For hwclock, I had filed so many bug reports, I was asked if I wanted
to maintain it.  One reason hwclock doesn't get fixed is that it's
still usable the way it is.  The binary code works fine, but the
problem is in the start-up script and documentation created by the
Debian distribution.  The Debian documentation has been "fixed"

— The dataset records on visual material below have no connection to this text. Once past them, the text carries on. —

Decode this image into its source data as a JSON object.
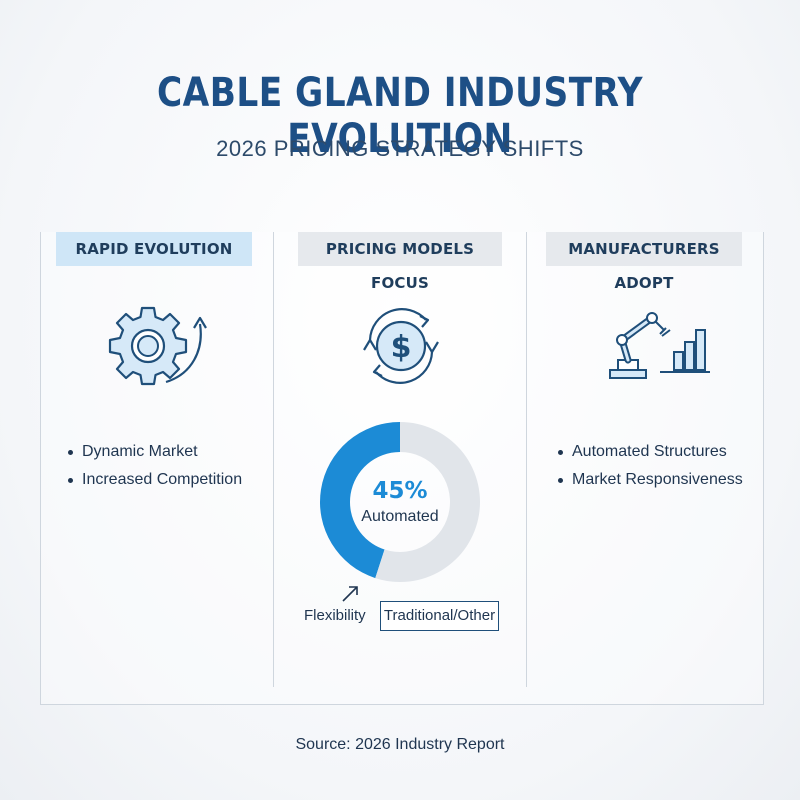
{
  "header": {
    "title": "CABLE GLAND INDUSTRY EVOLUTION",
    "subtitle": "2026 PRICING STRATEGY SHIFTS"
  },
  "columns": [
    {
      "heading": "RAPID EVOLUTION",
      "icon": "gear-with-arrow-icon",
      "bullets": [
        "Dynamic Market",
        "Increased Competition"
      ]
    },
    {
      "heading": "PRICING MODELS FOCUS",
      "icon": "dollar-cycle-icon"
    },
    {
      "heading": "MANUFACTURERS ADOPT",
      "icon": "robot-arm-bar-chart-icon",
      "bullets": [
        "Automated Structures",
        "Market Responsiveness"
      ]
    }
  ],
  "chart_data": {
    "type": "pie",
    "variant": "donut",
    "center_value": "45%",
    "center_label": "Automated",
    "slices": [
      {
        "label": "Automated",
        "value": 45,
        "color": "#1c8bd6"
      },
      {
        "label": "Traditional/Other",
        "value": 55,
        "color": "#e1e5ea"
      }
    ],
    "annotations": [
      "Flexibility",
      "Traditional/Other"
    ]
  },
  "footer": {
    "source": "Source: 2026 Industry Report"
  },
  "colors": {
    "title": "#1d4f86",
    "accent": "#1c8bd6",
    "heading_highlight": "#cfe6f7",
    "heading_neutral": "#e6e9ed"
  }
}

to tell you not to use the feature that doesn't work right (automatic
compensation for hw clock drift).  Unfortunately, the Debian
documentation conflicts with the man-page documentation.  The failure
to work right could be fixed by a simple change of the init script for
it.

In fact I've fixed my script (mostly by commenting out lines) so that
automatic compensation for drift works fine.  Since my hw clock runs
fast (battery powered when the PC is off) by 1.518286 seconds per day,
the hw clock is automatically retarded (by the hwclock program) this
amount every day (or the appropriate amount based on the clock time
when it does this, which is just after booting).  When I set the time
to the correct value every few months, it corrects the 1.518286
figure, which is likely only accurate to about 3 significant figures
anyway.  This way my, time stays pretty accurate in spite of a fast
clock in my PC hardware.

But for bugs in widely used software like the kernel, bugs likely get
fixed faster since there are people maintaining it.  A bug which I
reported which caused the kernel to boot about 30 sec. slower on an
old PC got fixed in a few weeks.  New PCs didn't have this bug since
it was a race condition.  The referenced report claiming fast bug
fixing seemed to be for widely used and well maintained programs.
But that's not always the case for little-used programs, or sometimes
for little used features of more widely used programs.